In setting up the account, it asks about what would I like to happen to the income from my investments. My initial reaction was to select 'reinvest' but then the following text appears:
Note: from April 2014, income generated for bundled funds (commission-paying) cannot be re-invested and will be paid into your product cash account. Please choose clean funds (commission – free) if you would like all income to be re-invested. Dividends or other distributions from exchange traded investments (e.g. shares) will only be re-invested if they amount to £100 or more. This is to avoid you incurring unnecessary dealing charges. Any amount that is not re-invested will be held as cash within this product account.

And to be honest, I don't know if a) it applies to my situation and b) maybe I sould select one of the other options, namely:
Pay to my product cash account
(I don't know what this is!)
Pay to my Close cash account (not applicable)
Pay away to my nominated bank account
Any guidance appreciated, thanks!

Comments

  • bigadaj
    bigadaj Posts: 11,531 Forumite
    Ninth Anniversary 10,000 Posts Name Dropper
    You'll probably want income to be reinvested so choose this option, my understanding is that all new purchases will be unbundled and commission free. In which case you will probably get a separate charge on the account which you'll have to pay by keeping a small amount of cash or paying as the fee becomes due.

    Unbundled should be cheaper than bundled but some commission rebates are sufficiently high that the opposite may be true,though I understand close bros and the co funds platform they use are just doing unbundled for all new transactions.
  • Cuidadosa
    Cuidadosa Posts: 131 Forumite
    Part of the Furniture 100 Posts Combo Breaker
    Hi, thanks :)
    What is the difference between bundled/unbundled? It it closed/open?

    Also, I realise that Close Bros will charge me £9 per month I invest on the City of London one, so I'm going to change my plans I think...

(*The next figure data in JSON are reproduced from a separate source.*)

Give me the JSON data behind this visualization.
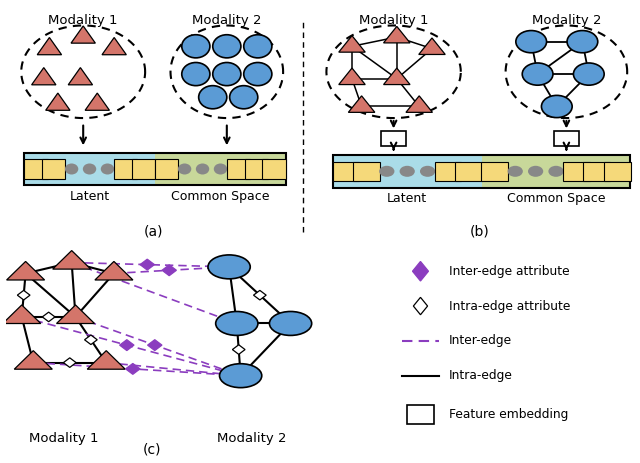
{
  "fig_width": 6.4,
  "fig_height": 4.63,
  "bg_color": "#ffffff",
  "triangle_color": "#d4756a",
  "circle_color": "#5b9bd5",
  "square_color": "#f5d97a",
  "latent_bg": "#aadce8",
  "common_bg": "#c8d89a",
  "inter_edge_color": "#8B3DBF",
  "intra_edge_color": "#000000",
  "modality1_label": "Modality 1",
  "modality2_label": "Modality 2",
  "latent_label": "Latent",
  "common_label": "Common Space",
  "sub_a": "(a)",
  "sub_b": "(b)",
  "sub_c": "(c)"
}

    Being a basic tax payer, how much of a hassle will be to invest in that one outside of an ISA? I'm thinking opening this ISA with only the FTSE tracker (Close Bros seems one of the cheapest ones for this purpose) and find the cheapest place to put the money on the CoL one with monthly contributions (which I'm hoping will work out much cheaper than £9/month! :shocked:)
  • bigadaj
    bigadaj Posts: 11,531 Forumite
    Ninth Anniversary 10,000 Posts Name Dropper
    Bundled means all the charges are included in ine fee, unbundled they are split. So a bundled fund might charge 1.5% and thiguha. Discount broker platform you might get 0.5% rebated. Unbundled these charges might be 0.75% to the fund manager and 0.25% to the platform! sometimes the total charges are less bundled, some unbundled and there are different deals with different platforms and brokers.

    The sums your talking about aren't huge so I'd be against splitting into two platforms, why have you chosen the city of london investment trust?

    In some ways what you've done is correct in terms if choosing investments and then the best place to keep them, but if it really is that costly for the IT which is presumably because they treat each month as an additional share purchase then I'd look at another fund to achieve my aims. Presumably you are after income and growth from uk shares, in which case maybe look at those sectors on rustnet and Morningstar and select a suitable oeic or unit trust.

    If you really want to invest in the IT then many do their own monthly plans with low fees, so it's one of the few cases where it can be cheapest to go direct.